In Britain, however, the response to getting our screens back is more dignified and our stiff upper lips merely tremble. There’s no crying, but “an emotional current among the audience”, according to the tweet. There’s a bit of clapping, but no-one joins in and the clapper mentioned in the anecdote was quickly told to “f**k off”. The Britain we know and love.

Reacting to the tweets, people shared their cinematic experiences to further cement the cultural differences between the countries.
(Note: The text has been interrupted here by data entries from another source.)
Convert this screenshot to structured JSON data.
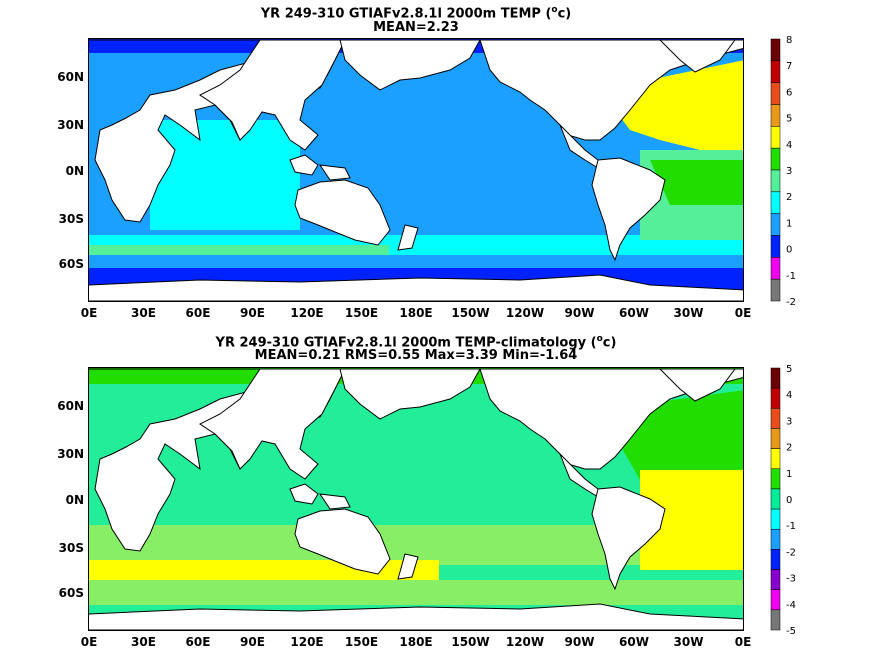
{
  "panels": [
    {
      "title_prefix": "YR 249-310 GTIAFv2.8.1l 2000m TEMP (",
      "title_sup": "o",
      "title_suffix": "c)",
      "subtitle": "MEAN=2.23",
      "lat_labels": [
        "60N",
        "30N",
        "0N",
        "30S",
        "60S"
      ],
      "lon_labels": [
        "0E",
        "30E",
        "60E",
        "90E",
        "120E",
        "150E",
        "180E",
        "150W",
        "120W",
        "90W",
        "60W",
        "30W",
        "0E"
      ],
      "colorbar": {
        "labels": [
          "8",
          "7",
          "6",
          "5",
          "4",
          "3",
          "2",
          "1",
          "0",
          "-1",
          "-2"
        ],
        "colors": [
          "#6b0000",
          "#c00000",
          "#e84e1b",
          "#e8981b",
          "#ffff00",
          "#22dd00",
          "#55ee99",
          "#00ffff",
          "#1ca0ff",
          "#0022ff",
          "#ee00ee",
          "#777777"
        ]
      }
    },
    {
      "title_prefix": "YR 249-310 GTIAFv2.8.1l 2000m TEMP-climatology (",
      "title_sup": "o",
      "title_suffix": "c)",
      "subtitle": "MEAN=0.21   RMS=0.55   Max=3.39   Min=-1.64",
      "lat_labels": [
        "60N",
        "30N",
        "0N",
        "30S",
        "60S"
      ],
      "lon_labels": [
        "0E",
        "30E",
        "60E",
        "90E",
        "120E",
        "150E",
        "180E",
        "150W",
        "120W",
        "90W",
        "60W",
        "30W",
        "0E"
      ],
      "colorbar": {
        "labels": [
          "5",
          "4",
          "3",
          "2",
          "1",
          "0",
          "-1",
          "-2",
          "-3",
          "-4",
          "-5"
        ],
        "colors": [
          "#6b0000",
          "#c00000",
          "#e84e1b",
          "#e8981b",
          "#ffff00",
          "#22dd00",
          "#00ee99",
          "#00ffff",
          "#1ca0ff",
          "#0022ff",
          "#8800cc",
          "#ee00ee",
          "#777777"
        ]
      }
    }
  ]
}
One person said that when, in England, a film stopped playing halfway through, no-one reacted for ages because they didn’t want to make a fuss:

And posting on Reddit, someone said: “I quite like a nice subtle British reaction. When I went to see the first Pirates of the Caribbean film, someone in the audience very quietly gave a piratey “yarrr” when the BBFC certificate came up.”

Others weren’t a fan of the American reaction and saw it as a bit too much.

While others sided with the States and criticised Brits for being so buttoned-up.

As for us? While it’s great the cinemas have reopened there is no need to snot into your masks. “An emotional current” sounds like quite far enough.